While most people going into history as a discipline might be planning their career around university teaching, there are so many other interesting opportunities for working in the field, including things like public history, oral history, and museum studies. (Mind you, all of those can be found in university settings, but there are also very public sides to those careers that can go in a different direction.) I’ve always loved interpretive work and museum work, for example, and with digital technologies, there are so many more ways that history can be brought to people in interesting formats. I think that prospective historians just need to keep an open mind about where their careers might take them. Don’t be stuck on having a “traditional” professional track.



Who was you favorite history teacher? 

I had three of them (besides my parents, of course!) -- Mrs. Spargo (sixth grade), Mr. Sargent (eighth grade), and Mrs. Riley (high school). They all had a huge influence on me, and they were also genuinely wonderful people who really cared about their students.


 
Why is it essential to save history and libraries? 
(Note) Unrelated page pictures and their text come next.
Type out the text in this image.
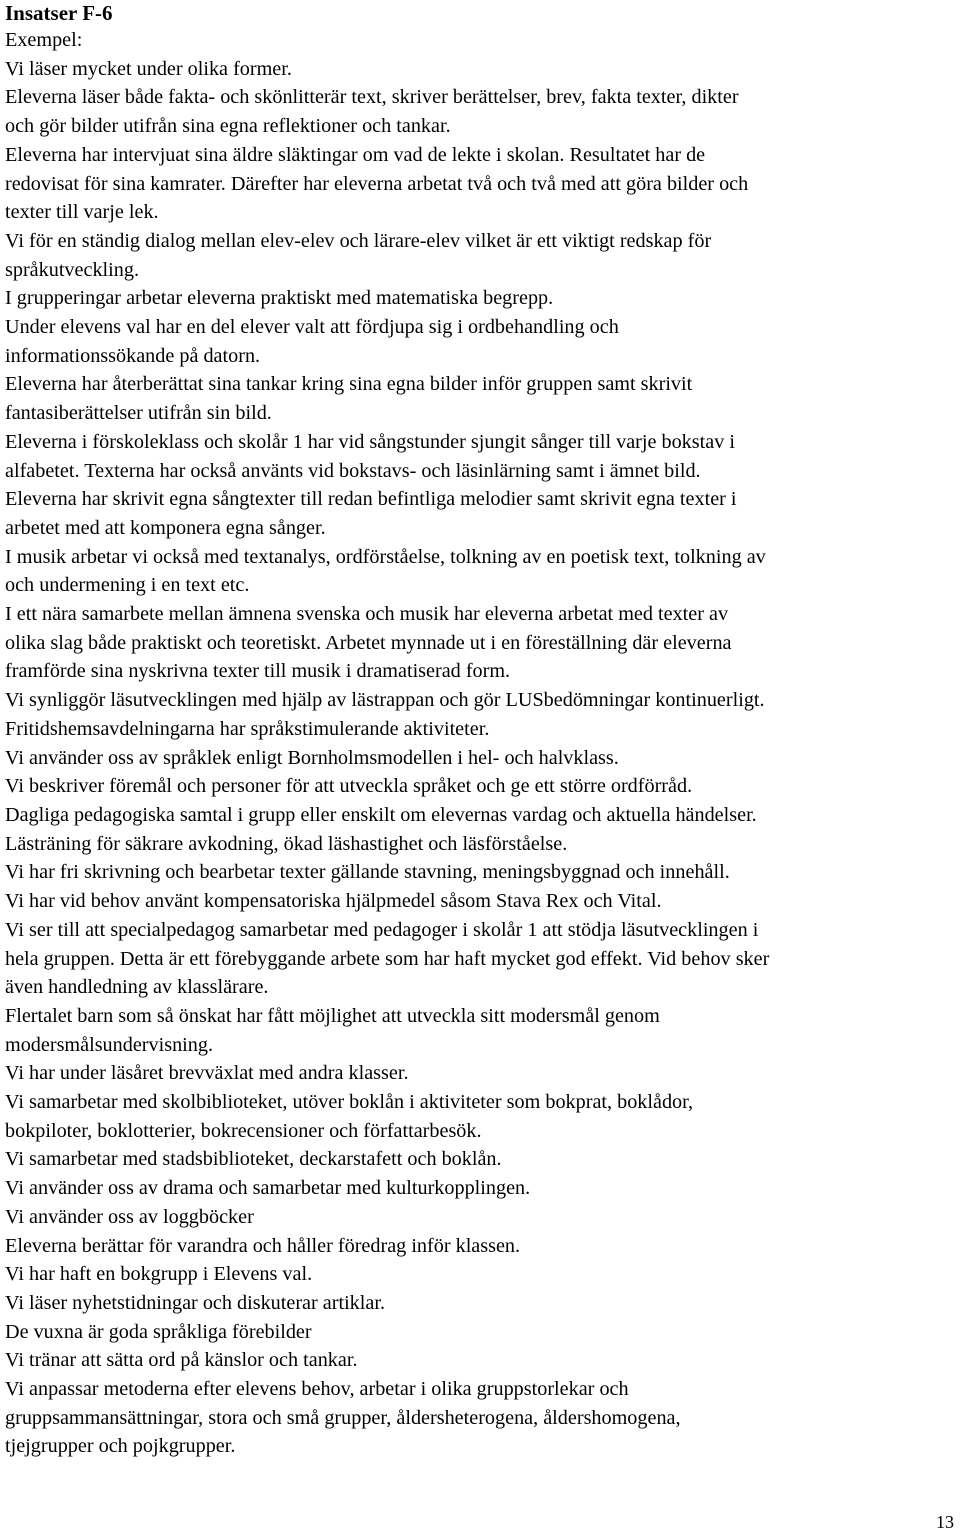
Insatser F-6
Exempel:
Vi läser mycket under olika former.
Eleverna läser både fakta- och skönlitterär text, skriver berättelser, brev, fakta texter, dikter
och gör bilder utifrån sina egna reflektioner och tankar.
Eleverna har intervjuat sina äldre släktingar om vad de lekte i skolan. Resultatet har de
redovisat för sina kamrater. Därefter har eleverna arbetat två och två med att göra bilder och
texter till varje lek.
Vi för en ständig dialog mellan elev-elev och lärare-elev vilket är ett viktigt redskap för
språkutveckling.
I grupperingar arbetar eleverna praktiskt med matematiska begrepp.
Under elevens val har en del elever valt att fördjupa sig i ordbehandling och
informationssökande på datorn.
Eleverna har återberättat sina tankar kring sina egna bilder inför gruppen samt skrivit
fantasiberättelser utifrån sin bild.
Eleverna i förskoleklass och skolår 1 har vid sångstunder sjungit sånger till varje bokstav i
alfabetet. Texterna har också använts vid bokstavs- och läsinlärning samt i ämnet bild.
Eleverna har skrivit egna sångtexter till redan befintliga melodier samt skrivit egna texter i
arbetet med att komponera egna sånger.
I musik arbetar vi också med textanalys, ordförståelse, tolkning av en poetisk text, tolkning av
och undermening i en text etc.
I ett nära samarbete mellan ämnena svenska och musik har eleverna arbetat med texter av
olika slag både praktiskt och teoretiskt. Arbetet mynnade ut i en föreställning där eleverna
framförde sina nyskrivna texter till musik i dramatiserad form.
Vi synliggör läsutvecklingen med hjälp av lästrappan och gör LUSbedömningar kontinuerligt.
Fritidshemsavdelningarna har språkstimulerande aktiviteter.
Vi använder oss av språklek enligt Bornholmsmodellen i hel- och halvklass.
Vi beskriver föremål och personer för att utveckla språket och ge ett större ordförråd.
Dagliga pedagogiska samtal i grupp eller enskilt om elevernas vardag och aktuella händelser.
Lästräning för säkrare avkodning, ökad läshastighet och läsförståelse.
Vi har fri skrivning och bearbetar texter gällande stavning, meningsbyggnad och innehåll.
Vi har vid behov använt kompensatoriska hjälpmedel såsom Stava Rex och Vital.
Vi ser till att specialpedagog samarbetar med pedagoger i skolår 1 att stödja läsutvecklingen i
hela gruppen. Detta är ett förebyggande arbete som har haft mycket god effekt. Vid behov sker
även handledning av klasslärare.
Flertalet barn som så önskat har fått möjlighet att utveckla sitt modersmål genom
modersmålsundervisning.
Vi har under läsåret brevväxlat med andra klasser.
Vi samarbetar med skolbiblioteket, utöver boklån i aktiviteter som bokprat, boklådor,
bokpiloter, boklotterier, bokrecensioner och författarbesök.
Vi samarbetar med stadsbiblioteket, deckarstafett och boklån.
Vi använder oss av drama och samarbetar med kulturkopplingen.
Vi använder oss av loggböcker
Eleverna berättar för varandra och håller föredrag inför klassen.
Vi har haft en bokgrupp i Elevens val.
Vi läser nyhetstidningar och diskuterar artiklar.
De vuxna är goda språkliga förebilder
Vi tränar att sätta ord på känslor och tankar.
Vi anpassar metoderna efter elevens behov, arbetar i olika gruppstorlekar och
gruppsammansättningar, stora och små grupper, åldersheterogena, åldershomogena,
tjejgrupper och pojkgrupper.
13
This could be a whole book in and of itself, but I’ll give just one brief thought on this. In order to truly understand where we are – as human beings, as a nation, or even as an academic field -- we need to have context. We need to know how we got to this place in time and what contributed to the different directions in which we could have gone. History and its various subspecialties are, to a large extent, a documentation of that context, and that documentation is preserved, curated, and made available by libraries in a wide array of formats, including print and digital. Whether we use libraries by visiting them in person or by accessing ebooks and online articles, we depend on them to care for these collections of facts and fiction, prose and poetry, science and symphonies, and make them available to us so that we can make sense of everything. That may seem like a bit of a reach, but I really believe that history and libraries are that important to what we do as a species.